Blueberries are often associated with cooler growing climates, but early tests on the Big Island are proving that the crop may have a future here in Hawaii. In February 2007, Dr. Stuart T. Nakamoto, of the College of Tropical Agriculture and Human Resources at UH Manoa, and his team installed two test fields, one on the wet side of Waimea, and one on the dry side. “There must be dozens of varieties of blueberries and we wanted to see which one did best.”

Challenges included a plant disease and birds. “These animals have never seen blueberries, but somehow they know they are delicious,” explains Nakamoto. “We have to cover the whole field with nets.” On the plus side, once the plants are established, they fruit in a year. And with fuel costs rising, locals are increasingly interested in Island-grown produce.
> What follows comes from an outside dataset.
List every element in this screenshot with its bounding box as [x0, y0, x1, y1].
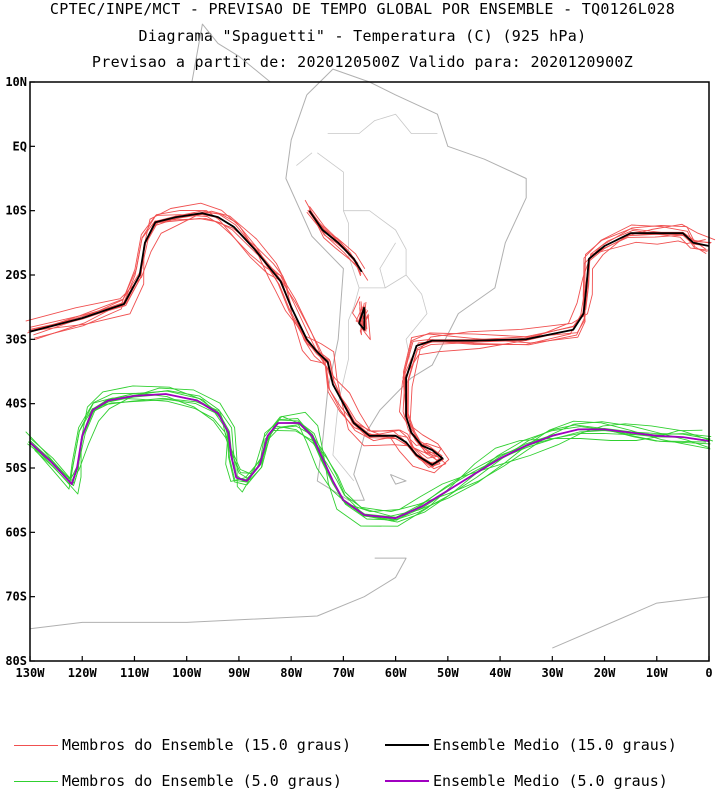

By May, the team finished its first harvest. “It’s one of the reasons we are so excited about blueberries in Hawaii—they come in during different times than the Mainland,” says Nakamoto. Like coffee, the berries are picked by hand. The researchers are analyzing which varieties produced when, the yield and the quality of the fruit.

Could a pick-your-own-berries farm be in our future? “The ultimate test will be if the farmers take it up, because there are a lot of costs involved. Our goal is to start a new industry.”